Aktuell bewegten sich Kapitäne von privaten Schiffen unter deutscher Flagge im Seegebiet nördlich von Libyen bei der Seenotrettung von Geflüchteten in einer Art Grauzone, stellte der Wissenschaftliche Dienst fest. Sie müssten einerseits gemäß der Verordnung über die Sicherung der Seefahrt den Anweisungen der jeweils zuständigen Seenotrettungsleitstelle Folge leisten.

Andererseits sei fraglich, inwieweit die Verpflichtung, Gerettete in einen sicheren Hafen zu bringen, wo auch Nahrung und medizinische Versorgung gewährleistet sind, bei einer erzwungenen Rückkehr der Migranten nach Libyen als erfüllt angesehen werden könne. Bei einer Rücküberführung in Staaten wie Tunesien oder Marokko, wo auch Schmugglerboote starten, sei die Lage weniger eindeutig als im Falle Libyens.

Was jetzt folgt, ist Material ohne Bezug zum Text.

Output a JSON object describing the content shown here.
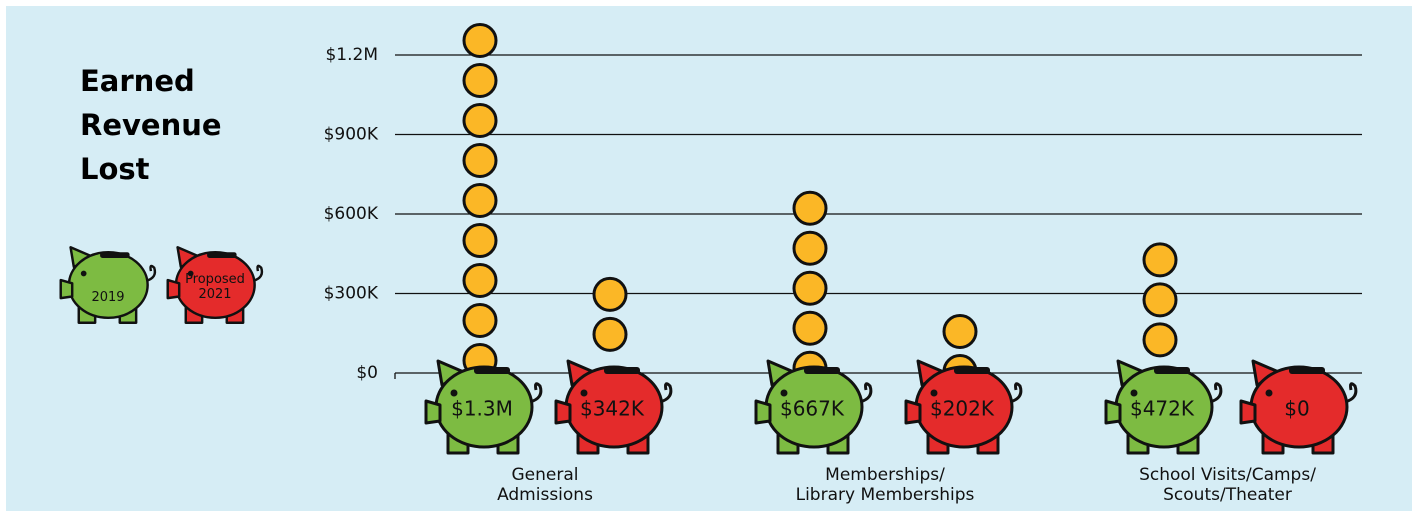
{
  "chart_data": {
    "type": "piggy-bar",
    "title": "Earned\nRevenue\nLost",
    "categories": [
      "General\nAdmissions",
      "Memberships/\nLibrary Memberships",
      "School Visits/Camps/\nScouts/Theater"
    ],
    "series": [
      {
        "name": "2019",
        "color": "#7dbb42",
        "values": [
          1300000,
          667000,
          472000
        ],
        "value_labels": [
          "$1.3M",
          "$667K",
          "$472K"
        ]
      },
      {
        "name": "Proposed 2021",
        "color": "#e42b2b",
        "values": [
          342000,
          202000,
          0
        ],
        "value_labels": [
          "$342K",
          "$202K",
          "$0"
        ]
      }
    ],
    "coin_color": "#fbb726",
    "ylim": [
      0,
      1200000
    ],
    "yticks": [
      {
        "value": 0,
        "label": "$0"
      },
      {
        "value": 300000,
        "label": "$300K"
      },
      {
        "value": 600000,
        "label": "$600K"
      },
      {
        "value": 900000,
        "label": "$900K"
      },
      {
        "value": 1200000,
        "label": "$1.2M"
      }
    ],
    "grid": true
  }
}
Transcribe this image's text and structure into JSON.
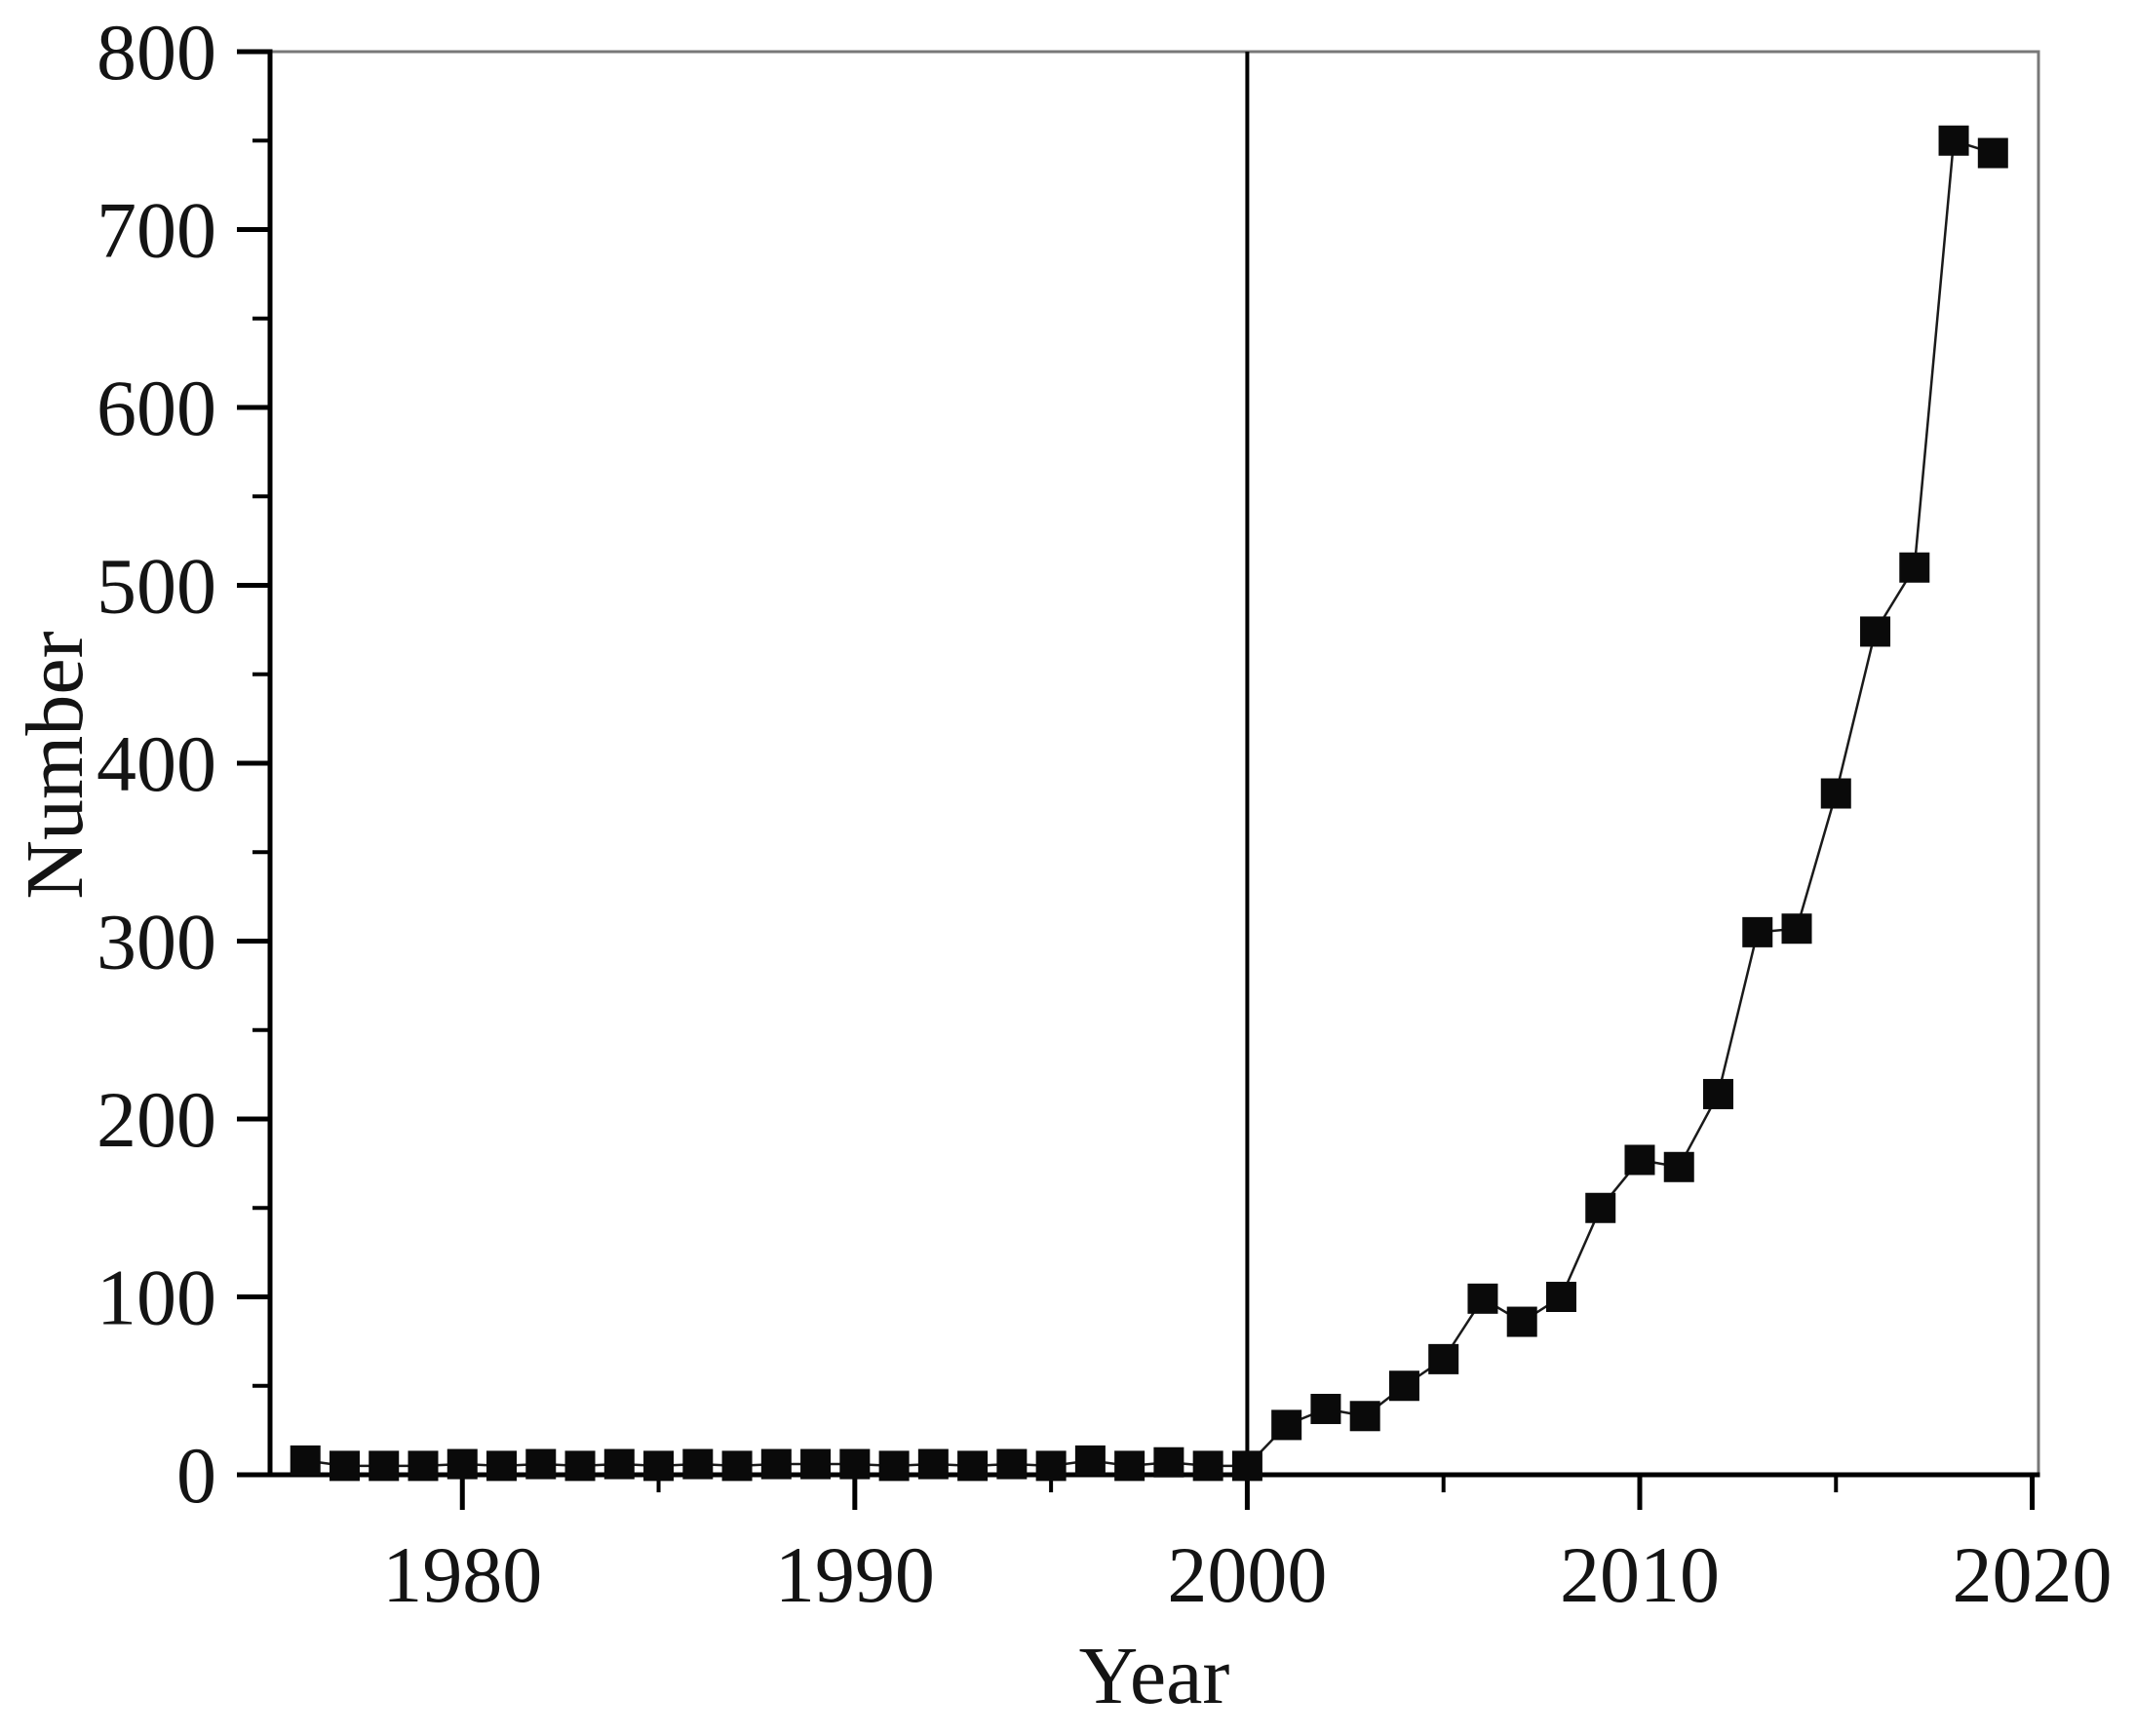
{
  "figure": {
    "background_color": "#ffffff",
    "axis_color": "#000000",
    "frame_secondary_color": "#787878",
    "marker_color": "#0a0a0a",
    "line_color": "#1a1a1a",
    "reference_line_color": "#000000"
  },
  "chart_data": {
    "type": "scatter",
    "title": "",
    "xlabel": "Year",
    "ylabel": "Number",
    "xlim": [
      1975.1,
      2020.16
    ],
    "ylim": [
      0,
      800
    ],
    "grid": false,
    "legend": null,
    "marker_shape": "square",
    "reference_line_x": 2000,
    "x_major_ticks": [
      1980,
      1990,
      2000,
      2010,
      2020
    ],
    "x_major_tick_labels": [
      "1980",
      "1990",
      "2000",
      "2010",
      "2020"
    ],
    "x_minor_ticks": [
      1985,
      1995,
      2005,
      2015
    ],
    "y_major_ticks": [
      0,
      100,
      200,
      300,
      400,
      500,
      600,
      700,
      800
    ],
    "y_major_tick_labels": [
      "0",
      "100",
      "200",
      "300",
      "400",
      "500",
      "600",
      "700",
      "800"
    ],
    "y_minor_ticks": [
      50,
      150,
      250,
      350,
      450,
      550,
      650,
      750
    ],
    "x": [
      1976,
      1977,
      1978,
      1979,
      1980,
      1981,
      1982,
      1983,
      1984,
      1985,
      1986,
      1987,
      1988,
      1989,
      1990,
      1991,
      1992,
      1993,
      1994,
      1995,
      1996,
      1997,
      1998,
      1999,
      2000,
      2001,
      2002,
      2003,
      2004,
      2005,
      2006,
      2007,
      2008,
      2009,
      2010,
      2011,
      2012,
      2013,
      2014,
      2015,
      2016,
      2017,
      2018,
      2019
    ],
    "y": [
      8,
      5,
      5,
      5,
      6,
      5,
      6,
      5,
      6,
      5,
      6,
      5,
      6,
      6,
      6,
      5,
      6,
      5,
      6,
      5,
      8,
      5,
      7,
      5,
      5,
      28,
      37,
      33,
      50,
      65,
      99,
      86,
      100,
      150,
      177,
      173,
      214,
      305,
      307,
      383,
      474,
      510,
      750,
      743
    ]
  }
}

Nach UN-Angaben fanden im vergangenen Jahr 1327 Menschen den Tod bei der Flucht über das Mittelmeer oder sind vermisst. Die wichtigsten Routen der Schlepperboote führen von der Türkei auf die griechischen Inseln, von Libyen Richtung Italien oder Malta, sowie von Tunesien nach Italien und von Marokko nach Spanien. In einzelnen Fällen ist es auch schon vorgekommen, dass aus Seenot gerettete Migranten die Besatzung des aufnehmenden Schiffes daran gehindert haben, sie nach Libyen zurückzubringen.